Nach dem zweiten Aufzug fahre ich los, um einen befreundeten Musikkritiker vom Festspielhügel abzuholen. Im Autoradio erzählt der Moderator von den Eierwerfern auf der Straße zum Hügel, die die Ouvertüre um zehn Minuten verzögert hatten. Eins der Geflügelprodukte, sagt der Sprecher, traf den Ministerpräsidenten. „Er musste erst geputzt werden.“ In Bayern, denke ich gegenaufklärerisch, putzen sie ihre Ministerpräsidenten – und denke auch an die fränkische Burschenschaft, der ich beim Spaziergang am Vortag begegnet war. Sie hatten Landser-Lieder gesungen, die Karpaten kamen darin vor und Temeswar, und sie trugen blaue Mützen, wie Abiturienten in alten Filmen.

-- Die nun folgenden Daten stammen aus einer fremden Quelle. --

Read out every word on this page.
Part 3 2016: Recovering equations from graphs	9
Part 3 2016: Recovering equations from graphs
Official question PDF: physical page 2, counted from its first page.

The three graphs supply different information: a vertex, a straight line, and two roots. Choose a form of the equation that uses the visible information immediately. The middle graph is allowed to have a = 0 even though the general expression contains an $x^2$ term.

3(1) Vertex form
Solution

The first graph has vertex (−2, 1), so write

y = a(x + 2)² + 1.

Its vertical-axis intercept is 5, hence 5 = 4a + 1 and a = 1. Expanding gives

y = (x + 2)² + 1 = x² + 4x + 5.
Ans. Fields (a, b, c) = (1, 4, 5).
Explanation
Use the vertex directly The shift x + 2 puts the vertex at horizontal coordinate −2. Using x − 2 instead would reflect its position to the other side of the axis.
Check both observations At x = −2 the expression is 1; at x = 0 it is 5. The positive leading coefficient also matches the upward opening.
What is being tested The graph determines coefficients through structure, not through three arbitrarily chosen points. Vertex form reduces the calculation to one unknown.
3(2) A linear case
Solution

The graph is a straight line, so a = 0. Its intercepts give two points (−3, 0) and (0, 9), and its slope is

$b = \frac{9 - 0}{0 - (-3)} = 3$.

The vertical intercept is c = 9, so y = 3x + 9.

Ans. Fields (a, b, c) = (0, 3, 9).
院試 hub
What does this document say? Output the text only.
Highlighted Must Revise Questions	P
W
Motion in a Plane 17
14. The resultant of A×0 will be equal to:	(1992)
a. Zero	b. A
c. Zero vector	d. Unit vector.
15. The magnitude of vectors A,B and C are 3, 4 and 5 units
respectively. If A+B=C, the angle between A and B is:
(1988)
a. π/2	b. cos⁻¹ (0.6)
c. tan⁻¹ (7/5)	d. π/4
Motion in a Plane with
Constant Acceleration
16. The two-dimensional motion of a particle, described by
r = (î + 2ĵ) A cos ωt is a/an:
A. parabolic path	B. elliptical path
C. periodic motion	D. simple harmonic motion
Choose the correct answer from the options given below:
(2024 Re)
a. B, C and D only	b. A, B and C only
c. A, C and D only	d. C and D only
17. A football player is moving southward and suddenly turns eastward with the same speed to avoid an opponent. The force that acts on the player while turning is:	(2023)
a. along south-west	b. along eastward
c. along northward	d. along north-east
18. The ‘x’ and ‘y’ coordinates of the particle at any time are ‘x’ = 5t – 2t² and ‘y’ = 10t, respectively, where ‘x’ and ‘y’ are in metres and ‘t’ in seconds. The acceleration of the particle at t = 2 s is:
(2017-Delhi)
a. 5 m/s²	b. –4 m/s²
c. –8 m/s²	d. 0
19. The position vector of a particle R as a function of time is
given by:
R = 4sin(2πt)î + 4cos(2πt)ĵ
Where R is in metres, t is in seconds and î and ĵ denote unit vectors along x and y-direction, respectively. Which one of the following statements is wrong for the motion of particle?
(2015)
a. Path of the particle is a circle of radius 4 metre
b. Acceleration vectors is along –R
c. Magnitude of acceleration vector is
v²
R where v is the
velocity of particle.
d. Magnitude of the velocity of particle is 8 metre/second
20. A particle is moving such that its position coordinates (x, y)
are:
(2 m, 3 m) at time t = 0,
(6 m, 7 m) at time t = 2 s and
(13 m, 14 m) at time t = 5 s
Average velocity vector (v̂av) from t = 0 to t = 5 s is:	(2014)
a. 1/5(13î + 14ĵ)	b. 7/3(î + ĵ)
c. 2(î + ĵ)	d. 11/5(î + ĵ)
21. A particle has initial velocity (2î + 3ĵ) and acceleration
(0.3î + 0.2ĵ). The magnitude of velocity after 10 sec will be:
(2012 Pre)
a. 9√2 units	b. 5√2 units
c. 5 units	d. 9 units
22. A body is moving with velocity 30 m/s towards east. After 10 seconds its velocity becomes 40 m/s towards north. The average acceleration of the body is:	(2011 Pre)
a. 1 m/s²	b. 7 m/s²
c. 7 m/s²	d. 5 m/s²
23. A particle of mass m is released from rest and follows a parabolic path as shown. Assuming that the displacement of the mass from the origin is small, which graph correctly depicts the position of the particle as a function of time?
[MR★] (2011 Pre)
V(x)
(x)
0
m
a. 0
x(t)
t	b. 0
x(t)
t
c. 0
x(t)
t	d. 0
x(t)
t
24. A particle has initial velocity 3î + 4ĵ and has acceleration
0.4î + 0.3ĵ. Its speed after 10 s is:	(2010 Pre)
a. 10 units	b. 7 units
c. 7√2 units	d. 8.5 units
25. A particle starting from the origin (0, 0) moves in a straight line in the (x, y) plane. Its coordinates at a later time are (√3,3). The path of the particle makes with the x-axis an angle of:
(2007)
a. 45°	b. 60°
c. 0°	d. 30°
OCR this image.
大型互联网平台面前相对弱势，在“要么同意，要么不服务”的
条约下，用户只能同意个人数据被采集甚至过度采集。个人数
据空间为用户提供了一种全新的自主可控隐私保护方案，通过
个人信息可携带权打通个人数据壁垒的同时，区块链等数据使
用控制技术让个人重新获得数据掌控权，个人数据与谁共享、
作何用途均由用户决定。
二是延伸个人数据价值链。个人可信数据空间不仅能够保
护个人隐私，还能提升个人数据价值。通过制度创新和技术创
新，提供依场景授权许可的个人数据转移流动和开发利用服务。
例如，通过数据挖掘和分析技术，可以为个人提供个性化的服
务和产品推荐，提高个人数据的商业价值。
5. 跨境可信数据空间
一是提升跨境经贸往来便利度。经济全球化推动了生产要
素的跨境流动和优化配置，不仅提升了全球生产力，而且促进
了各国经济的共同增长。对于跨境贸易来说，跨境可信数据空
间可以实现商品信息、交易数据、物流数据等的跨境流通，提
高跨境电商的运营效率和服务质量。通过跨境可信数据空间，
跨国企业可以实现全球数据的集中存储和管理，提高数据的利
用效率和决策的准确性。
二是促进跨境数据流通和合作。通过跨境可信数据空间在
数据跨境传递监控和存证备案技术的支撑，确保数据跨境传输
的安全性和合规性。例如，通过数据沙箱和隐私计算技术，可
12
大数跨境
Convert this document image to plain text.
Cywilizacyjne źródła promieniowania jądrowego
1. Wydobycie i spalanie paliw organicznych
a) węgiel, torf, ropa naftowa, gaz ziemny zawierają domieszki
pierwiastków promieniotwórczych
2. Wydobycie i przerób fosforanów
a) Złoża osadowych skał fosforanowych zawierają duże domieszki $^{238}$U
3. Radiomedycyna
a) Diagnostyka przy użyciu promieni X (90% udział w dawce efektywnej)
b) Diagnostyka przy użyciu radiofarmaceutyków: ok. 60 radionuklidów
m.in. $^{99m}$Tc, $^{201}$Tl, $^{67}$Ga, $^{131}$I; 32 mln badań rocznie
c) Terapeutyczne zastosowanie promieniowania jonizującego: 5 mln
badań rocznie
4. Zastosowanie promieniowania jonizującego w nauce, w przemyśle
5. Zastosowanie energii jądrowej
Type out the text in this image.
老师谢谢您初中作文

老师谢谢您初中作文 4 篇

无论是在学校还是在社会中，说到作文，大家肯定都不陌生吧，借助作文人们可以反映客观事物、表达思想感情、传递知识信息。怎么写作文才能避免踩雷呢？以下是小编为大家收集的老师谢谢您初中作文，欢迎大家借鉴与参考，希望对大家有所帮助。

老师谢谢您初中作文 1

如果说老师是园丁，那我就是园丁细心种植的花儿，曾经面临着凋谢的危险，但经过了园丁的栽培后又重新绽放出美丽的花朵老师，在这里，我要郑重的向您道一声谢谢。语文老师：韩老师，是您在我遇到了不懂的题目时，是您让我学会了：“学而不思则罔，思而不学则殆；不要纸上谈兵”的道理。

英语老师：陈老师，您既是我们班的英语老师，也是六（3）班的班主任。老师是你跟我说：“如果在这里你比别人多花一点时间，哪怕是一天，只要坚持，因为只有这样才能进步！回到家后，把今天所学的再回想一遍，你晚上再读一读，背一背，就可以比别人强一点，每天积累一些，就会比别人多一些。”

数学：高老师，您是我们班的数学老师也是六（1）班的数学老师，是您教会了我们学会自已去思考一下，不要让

Ich gebe Gas: Die Liebesnacht neigt sich dem Ende zu. Autobahnabfahrt Bayreuth. Irgendwo finde ich einen Parkplatz, erklimme den Hügel – und das gesamte, im Dunkel der Sommernacht rotschimmernde Bühnenhaus mit seiner Fachwerkanmutung beginnt wie von Geisterhand zu klingen. Gespensterstunde: da, die Bässe, husch, ein Flötenton, eine None, ein Fortissimo. Und was bitteschön verirrt sich da in den Bäumen neben dem Osttrakt? „Diese Weise, die so wundervoll und leise“. Ist das nicht Isolde?

Wagner piano und rudimentär, in hauchfeinen Fetzen, das ist es. Das säuselt nicht oder raunt, nein, es taucht so hauchzart wie glasklar aus dem Untergrund auf: Flaschenpost aus der Spätromantik. Fragmente einer Sprache der Liebe nennen die Schlaumeier das. Ich nenne es, für diesmal, betörend: Diese Fata Morgana macht viel mehr Gänsehaut als jeder akustisch halbwegs vernehmliche Tristan-Akkord.

In diesen Tagen liest man vom Halbrund des Bayreuther Zuschauerraums als der teuersten Sauna Deutschlands. Selbst der Kanzler war ja da, der erste amtierende Deutschlands. Vergessen Sie das Festspielhaus, vergessen Sie die Festspielwiesen (unsere kleine Sommerserie von Bayreuth bis Salzburg endet hiermit)! Bleiben Sie einfach draußen vor der Tür und lauschen Sie, wie die Musik ihr Geheimnis ausplaudert. am besten in der Nähe des Osttrakts. Ein kühler Abendwind weht, die ersten Sterne flackern, und Isolde singt sterbend von des Welt-Atems wehendem All. Im nächsten Leben werde ich Festspiel-Chauffeur.